A constant worry for the United States during the Cold War was how to stave off a possible Soviet nuclear strike. Only the threat of 'Mutual Assured Destruction,' or MAD, the possibility that the Soviets could be destroyed by American nuclear missiles if the Soviets launched missiles at the U.S., seemed to keep the Soviets from launching a strike. The two countries were trapped in a stand-off with two giant guns pointed at each nation's head, with each hoping the other didn't pull the trigger.

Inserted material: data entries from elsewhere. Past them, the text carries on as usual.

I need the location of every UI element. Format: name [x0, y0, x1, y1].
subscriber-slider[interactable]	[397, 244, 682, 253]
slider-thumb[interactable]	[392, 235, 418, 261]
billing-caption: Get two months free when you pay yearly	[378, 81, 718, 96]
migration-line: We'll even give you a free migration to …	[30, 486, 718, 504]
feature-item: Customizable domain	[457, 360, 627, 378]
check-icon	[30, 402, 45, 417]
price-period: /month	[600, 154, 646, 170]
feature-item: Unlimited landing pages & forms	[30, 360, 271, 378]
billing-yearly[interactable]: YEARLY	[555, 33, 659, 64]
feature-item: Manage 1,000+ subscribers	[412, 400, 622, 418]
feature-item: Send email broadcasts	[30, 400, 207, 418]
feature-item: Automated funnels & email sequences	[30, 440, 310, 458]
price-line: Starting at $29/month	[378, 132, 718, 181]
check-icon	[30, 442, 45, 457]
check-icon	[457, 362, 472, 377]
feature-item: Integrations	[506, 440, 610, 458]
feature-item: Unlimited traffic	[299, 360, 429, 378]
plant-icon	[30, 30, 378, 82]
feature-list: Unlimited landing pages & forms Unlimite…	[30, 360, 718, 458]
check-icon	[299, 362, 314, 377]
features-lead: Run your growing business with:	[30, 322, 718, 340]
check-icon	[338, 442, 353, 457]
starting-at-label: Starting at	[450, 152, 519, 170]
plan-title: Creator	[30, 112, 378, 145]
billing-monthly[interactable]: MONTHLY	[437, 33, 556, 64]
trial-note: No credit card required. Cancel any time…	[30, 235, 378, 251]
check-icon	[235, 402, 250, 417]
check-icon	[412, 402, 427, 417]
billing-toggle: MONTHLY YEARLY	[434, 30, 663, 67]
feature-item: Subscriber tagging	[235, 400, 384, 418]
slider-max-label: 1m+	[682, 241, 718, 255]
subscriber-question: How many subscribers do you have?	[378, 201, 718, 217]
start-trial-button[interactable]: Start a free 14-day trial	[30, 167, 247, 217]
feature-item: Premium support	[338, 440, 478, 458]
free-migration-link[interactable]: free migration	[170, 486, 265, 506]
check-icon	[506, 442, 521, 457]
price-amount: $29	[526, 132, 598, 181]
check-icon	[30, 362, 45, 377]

President Reagan Addresses the Nation on SDI
Reagan Addresses the Nation on SDI

In the early 1980s, President Ronald Reagan's military and scientific advisors presented him with a proposal to create a system to shield the United States from incoming nuclear missiles. Reagan decided that a defense against a nuclear attack was preferable to relying on MAD to defer nuclear war. On March 23, 1983, President Reagan addressed the nation. He argued it would be better to save lives than to have to avenge them in a nuclear war. To that end, he laid out a proposal for a defense system that would intercept and destroy Soviet missiles in the air before they reached American soil. Though this new system would likely take decades to achieve and suffer setbacks before it could be realized, Reagan argued the price was worth it if it could render nuclear weapons obsolete. He called this defense system the Strategic Defense Initiative.

Organization of SDI

A Missile Interceptor
missile interceptor

The goal of the Strategic Defense Initiative, or SDI as it is commonly known, was to defend the United States from incoming nuclear missiles by a combination of land and space-based weapons. Sensors at battle stations placed on land or in space would detect Soviet missiles when launched. These stations would then target the missiles while they were still in flight and destroy them with laser beams. Also, missiles placed on air platforms as well as missiles on the ground would form another layer of defense by intercepting and destroying Soviet missiles. Many of these missiles would defend major American targets such as missile silos from Soviet attack.

Controversy over SDI

SDI Logo
SDI logo

The Strategic Defense Initiative met with fierce political scrutiny. The weapons proposed, including laser beams and neutron particle beams, were considered technologies that were too advanced and unproven to invest in. The outlandish laser weapons, along with the fact that some of the weapons were to be put in space, caused critics to dub the program 'Star Wars' after the title of the famous blockbuster science fiction film. Critics also argued that SDI would take the arms race into outer space, with the Soviets placing their own weapons in space to keep up with the Americans. SDI detractors also claimed the Soviet Union would expand its offensive nuclear capacity to try and overcome a possible American defense shield. Still, Reagan prevailed on Congress to fund SDI, and by 1987 annual spending on SDI had reached an excess of $3 billion.

In spite of the criticism that SDI couldn't work, the Russians took the program seriously and publicly opposed its creation. Soviet leader Mikhail Gorbachev even asked Reagan to drop the program at the 1986 summit in Reykjavík, Iceland, in exchange for disarmament concessions. Reagan refused, continuing to pursue the program through the end of his presidency.